Por: Rafael Álvarez de los Santos
Siempre he dicho que no estoy de acuerdo con que a las niñas y los niños se les pongan nombres pocos comunes tan solo porque suenan bonitos ya que esto suele crear un contraste nada agradable cuando las personas llegan al epílogo de su vida. Me explico: no me imagino una mujer de ochenta años de edad llamándose Ashley Michel y cuyo hipocorístico sea “La Chichi”.
De igual manera no me imagino a un señor de noventa años llamado Chayan o Ricki, por poner dos ejemplos conocidos. Pero esta animadversión tiene una historia que les cuento enseguida.
En mi adolescencia fui un chico muy de iglesia, cantaba en el coro, era monaguillo, pertenecía a la Juventud Franciscana (JUFRA) y era Mensajero de Fátima.
En una ocasión las hermanas religiosas iban para un encuentro de jóvenes en una comunidad llamada La Cueva. Me encantaba ir a estos encuentros porque siempre había unas chicas que estaban buenísimas y que eran muy simpáticas, de hecho La Cueva es considerada el lugar donde están las mujeres más bellas de toda la provincia Sánchez Ramírez.
De camino a La Cueva, al pasar por una comunidad llamada Los Peralejos, una de las hermanas me dice “moreno ¿te gustaría seguir para La Cueva o quedarte aquí donde Damiana?” al escuchar ese nombre no lo pensé dos veces y le dije me quedo donde Damiana.
De inmediato hice un cocote mental porque la imaginé una chica joven, de algunos 16 años, ya que con ese nombre no venía otra imagen a mi cabeza. La imaginé tantas veces que ya nos habíamos jurado amor eterno y hasta nos dimos nuestro primer beso, o sea, ya me encontraba en Alaska con Damiana.
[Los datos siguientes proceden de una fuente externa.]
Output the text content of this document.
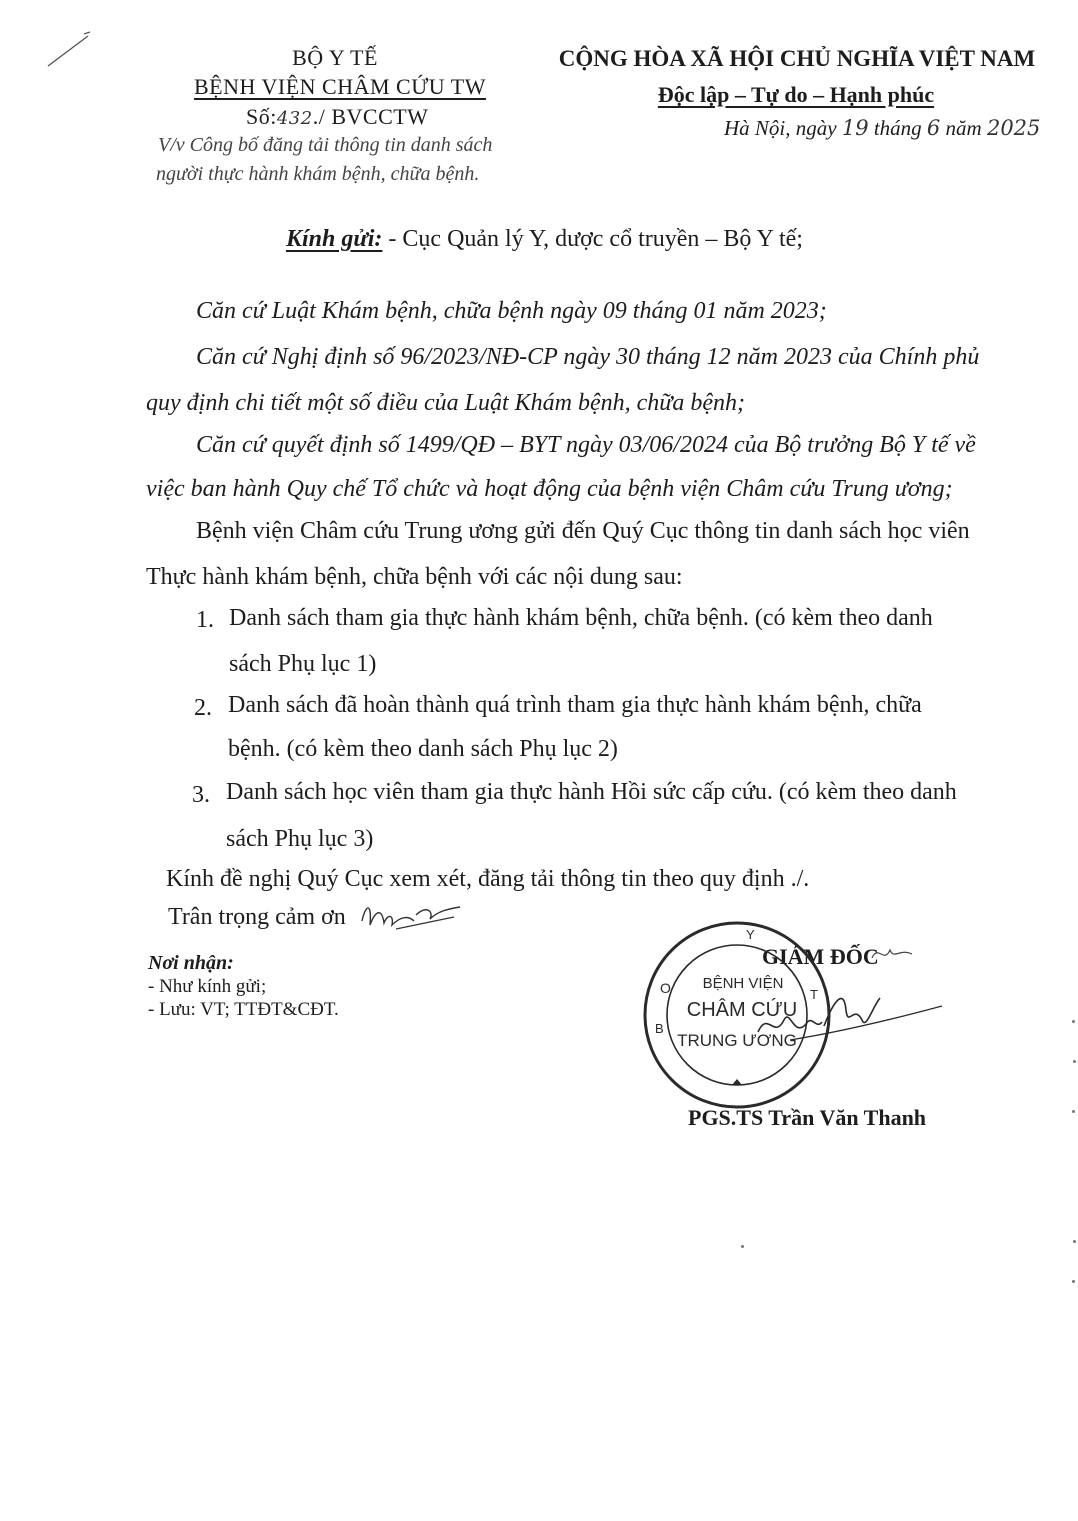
BỘ Y TẾ
BỆNH VIỆN CHÂM CỨU TW
Số:432./ BVCCTW
V/v Công bố đăng tải thông tin danh sách
người thực hành khám bệnh, chữa bệnh.
CỘNG HÒA XÃ HỘI CHỦ NGHĨA VIỆT NAM
Độc lập – Tự do – Hạnh phúc
Hà Nội, ngày 19 tháng 6 năm 2025
Kính gửi: - Cục Quản lý Y, dược cổ truyền – Bộ Y tế;
Căn cứ Luật Khám bệnh, chữa bệnh ngày 09 tháng 01 năm 2023;
Căn cứ Nghị định số 96/2023/NĐ-CP ngày 30 tháng 12 năm 2023 của Chính phủ
quy định chi tiết một số điều của Luật Khám bệnh, chữa bệnh;
Căn cứ quyết định số 1499/QĐ – BYT ngày 03/06/2024 của Bộ trưởng Bộ Y tế về
việc ban hành Quy chế Tổ chức và hoạt động của bệnh viện Châm cứu Trung ương;
Bệnh viện Châm cứu Trung ương gửi đến Quý Cục thông tin danh sách học viên
Thực hành khám bệnh, chữa bệnh với các nội dung sau:
1. Danh sách tham gia thực hành khám bệnh, chữa bệnh. (có kèm theo danh
sách Phụ lục 1)
2. Danh sách đã hoàn thành quá trình tham gia thực hành khám bệnh, chữa
bệnh. (có kèm theo danh sách Phụ lục 2)
3. Danh sách học viên tham gia thực hành Hồi sức cấp cứu. (có kèm theo danh
sách Phụ lục 3)
Kính đề nghị Quý Cục xem xét, đăng tải thông tin theo quy định ./.
Trân trọng cảm ơn
Nơi nhận:
- Như kính gửi;
- Lưu: VT; TTĐT&CĐT.
GIÁM ĐỐC
Y
O
B
T
BỆNH VIỆN
CHÂM CỨU
TRUNG ƯƠNG
PGS.TS Trần Văn Thanh
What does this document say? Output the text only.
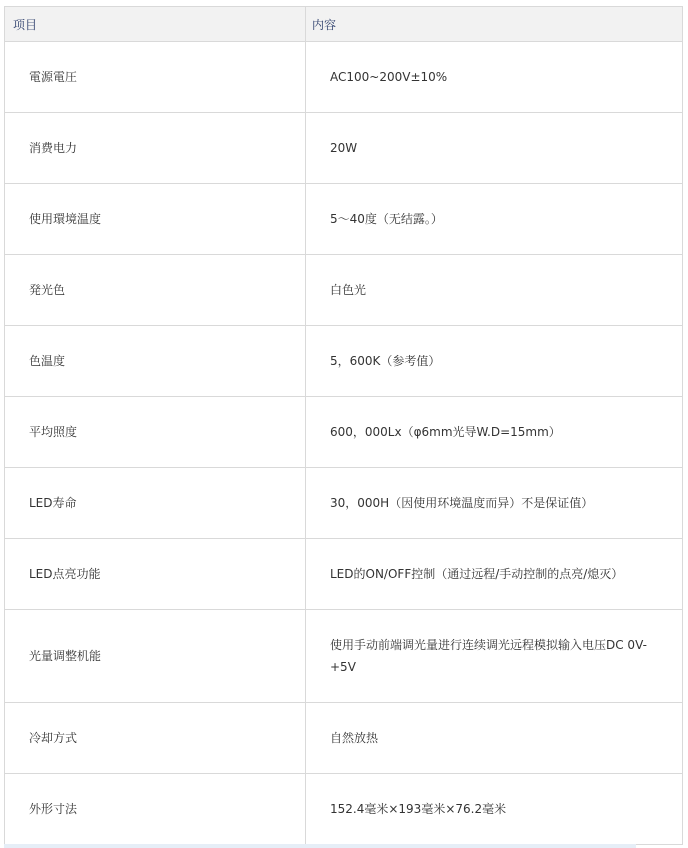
项目	内容
電源電圧	AC100~200V±10%
消费电力	20W
使用環境温度	5～40度（无结露。）
発光色	白色光
色温度	5，600K（参考值）
平均照度	600，000Lx（φ6mm光导W.D=15mm）
LED寿命	30，000H（因使用环境温度而异）不是保证值）
LED点亮功能	LED的ON/OFF控制（通过远程/手动控制的点亮/熄灭）
光量调整机能	使用手动前端调光量进行连续调光远程模拟输入电压DC 0V-+5V
冷却方式	自然放热
外形寸法	152.4毫米×193毫米×76.2毫米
Al llegar a la casa de la “joven” mi primera impresión fue devastadora; me recibe una doña con piel de pasa, cabellos de nube y el código de barra de la boca con un par de líneas menos. La otrora joven se encontraba impartiendo catequesis a unos niños. Como culebra no se amarra en lazo, mi primer paso era confirmar que aquella nonagenaria no era Damiana, por lo que provoqué un diálogo breve con la señora.
Saludos, dije con una mezcla extraña de simpatía y preocupación. “Saludos”, contestó la señora. “¿Qué se le ofrece?” Me preguntó. Con voz medio truncada le dije que iba de camino a La Cueva con las monjas y que ellas me pidieron que me quedara donde Damiana para que compartiera un momento con ella. “que bueno” contestó la doña, “me espera a que termine la catequesis y le llevo donde ella”.
La paz volvió a mi semblante cuando confirmé que esa señora no era la Damiana de mis pensamientos. Seguí haciendo cocote y me imaginé que esta señora debía ser la abuela de Damiana y que de seguro la “joven” vivía con su madre en otra casa no muy distante de la casa materna.
La doña tardó unos diez minutos más con los niños, pero para mí fueron como tres horas porque ya estaba impaciente por conocer la “chica”. En cuanto despachó los niños se dirigió hacia mí y me dijo “venga para llevarlo”. Me levanté en bola’e humo de mi asiento y seguí a la doña quien me había indicado la puerta trasera de la casa.
Me condujo a una habitación donde se encotraba Damiana quien era, nada más y nada menos, que la MADRE de la señora y que llevaba en cama más de cinco años. Nunca en mi vida me había sentido tan desdichado porque, a parte de que me había llevado tremenda decepción, la señora me invitó a rezar el santo rosario a su madre, de manera que me tiré los cinco misterios y algo más porque las monjas se tardaron como cinco horas en regresar.
Desde ese día me he declarado en rebeldía con estos nombres, pero he entendido que esa actitud es la reacción no sólo a una decepción, sino a una pregunta que jamás ha encontrado respuesta ¿Por qué las hermanas religiosas me hicieron eso? Ayúdenme a encontrar la respuesta por favor.